It’s that time of year when everyone seems jolly and joyful, but what if you’re not? Dealing with depression is never fun, but it’s especially difficult during the holiday season.
Our family has first hand experience with the effects of holiday depression because several years ago one of our immediate family members committed suicide the third week of December. That Christmas was a blur of gray numbness. Although some healing has taken place over time, our family get togethers haven’t been the same since.
While there is no easy or instant fix for depression, there are a few things that you can do to help yourself:
Talk-One of the most challenging aspects of depression is the feeling of being all alone. Negative thinking patterns lead you to believe that no one understands and no one cares. This is rarely the case.
Try calling one friend or trusted family member and talking about how you’re feeling. Ask them to pray for you. If you have no friends or family with whom you feel safe talking, connect with a professional counselor through your church or find one recommended by someone you trust.
Journal-Take time to write what you’re thinking and feeling. Writing helps organize your thoughts and can also help you see where you are thinking “circularly” or running the same thoughts over and over through your mind. You can also look back on your writing later and see areas of your life you might need to address.
I like using colored pens and pencils when I journal because sometimes it ‘s easier to draw what I’m feeling rather than putting it into words.
You can also watch my How to Art Journal video here.
Move-The mental and emotional exhaustion that accompany depression can also cause physical weariness which means you just want to stay in bed or lay around on the couch all day. Taking a short walk every day can actually help energize you and enable you to change your mindset.
Plan-If you usually feel depressed during the holidays, you may want to avoid shopping malls and other typical holiday activities. This can be a good strategy, but make sure to plan other fun outings for yourself.
Having something to look forward to can be a great depression buster. Meet a friend for coffee, visit the zoo, take a picnic to a local park, see a non-holiday movie, plan and cook a special meal, take a bike ride or visit the beach.

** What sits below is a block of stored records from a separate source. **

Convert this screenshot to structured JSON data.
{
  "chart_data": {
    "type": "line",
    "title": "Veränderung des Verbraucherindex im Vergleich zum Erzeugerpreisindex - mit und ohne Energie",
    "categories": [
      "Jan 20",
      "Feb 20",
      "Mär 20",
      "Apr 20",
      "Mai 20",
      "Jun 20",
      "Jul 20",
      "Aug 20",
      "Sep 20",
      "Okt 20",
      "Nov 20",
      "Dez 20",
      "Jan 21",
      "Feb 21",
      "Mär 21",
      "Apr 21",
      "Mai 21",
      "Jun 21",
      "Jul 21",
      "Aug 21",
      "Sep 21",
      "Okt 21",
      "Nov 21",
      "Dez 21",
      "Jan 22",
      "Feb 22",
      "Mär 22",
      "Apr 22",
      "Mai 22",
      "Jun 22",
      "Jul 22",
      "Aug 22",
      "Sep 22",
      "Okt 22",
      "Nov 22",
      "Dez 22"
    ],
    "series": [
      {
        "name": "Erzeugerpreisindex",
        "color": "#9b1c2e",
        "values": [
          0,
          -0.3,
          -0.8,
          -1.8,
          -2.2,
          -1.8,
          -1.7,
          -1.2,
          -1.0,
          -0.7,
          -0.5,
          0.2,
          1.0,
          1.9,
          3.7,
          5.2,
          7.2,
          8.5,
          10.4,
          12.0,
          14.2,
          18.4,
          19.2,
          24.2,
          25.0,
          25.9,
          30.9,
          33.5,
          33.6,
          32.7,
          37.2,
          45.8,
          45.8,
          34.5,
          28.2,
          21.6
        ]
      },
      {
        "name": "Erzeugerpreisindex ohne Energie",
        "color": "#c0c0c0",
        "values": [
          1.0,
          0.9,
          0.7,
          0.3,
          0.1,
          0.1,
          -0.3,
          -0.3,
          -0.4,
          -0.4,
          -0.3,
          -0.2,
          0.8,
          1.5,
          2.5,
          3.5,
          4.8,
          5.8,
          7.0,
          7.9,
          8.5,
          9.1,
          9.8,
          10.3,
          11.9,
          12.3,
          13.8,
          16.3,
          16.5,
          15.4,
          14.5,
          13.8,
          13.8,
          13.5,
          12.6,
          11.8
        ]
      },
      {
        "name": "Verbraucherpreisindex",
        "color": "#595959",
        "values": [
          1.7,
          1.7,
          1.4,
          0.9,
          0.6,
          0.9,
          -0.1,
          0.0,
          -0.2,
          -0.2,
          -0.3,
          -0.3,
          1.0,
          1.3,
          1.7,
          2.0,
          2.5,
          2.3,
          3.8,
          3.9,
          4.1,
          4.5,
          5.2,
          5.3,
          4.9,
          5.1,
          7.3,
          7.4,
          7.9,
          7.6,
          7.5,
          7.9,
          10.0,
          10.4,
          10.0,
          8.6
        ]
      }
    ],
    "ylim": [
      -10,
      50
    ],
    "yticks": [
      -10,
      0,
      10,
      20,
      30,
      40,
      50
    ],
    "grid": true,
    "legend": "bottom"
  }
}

Give to Others-Sometimes the best way to get out of a negative mindset is serving others. Simply calling a friend to see how she is doing or baking bread for a neighbor can help alleviate depression. If you have a little more energy, you can volunteer at a homeless shelter, make blankets for a foster child program or visit a local nursing home. Seeing the plight of others can help put our lives in the proper perspective.
Pray-Many people find comfort in reading the Bible and praying. Making a connection with God can be very helpful in dealing with stressful or depressing circumstances.
If you’d like more practical help for dealing with depression, you can print The Peaceful Mom Natural Antidepressant List. Try to do at least one activity on the list each day and if you find something else that makes you feel better, add it to the list!
If you are going through a difficult time right now, you are not alone. There are many others who also feel down at this time of year.
Psalm 34:18 says,”The Lord is close to the broken hearted and saves those who are crushed in spirit.” He sees where you are and wants to help.
Please Note: This post is not intended as medical or professional advice. I am just a mom who has dealt with depression in the past and I am sharing some ways I learned to cope with it. Some depression needs to be treated medically and you should consult your doctor or other mental health professional if your circumstances require it.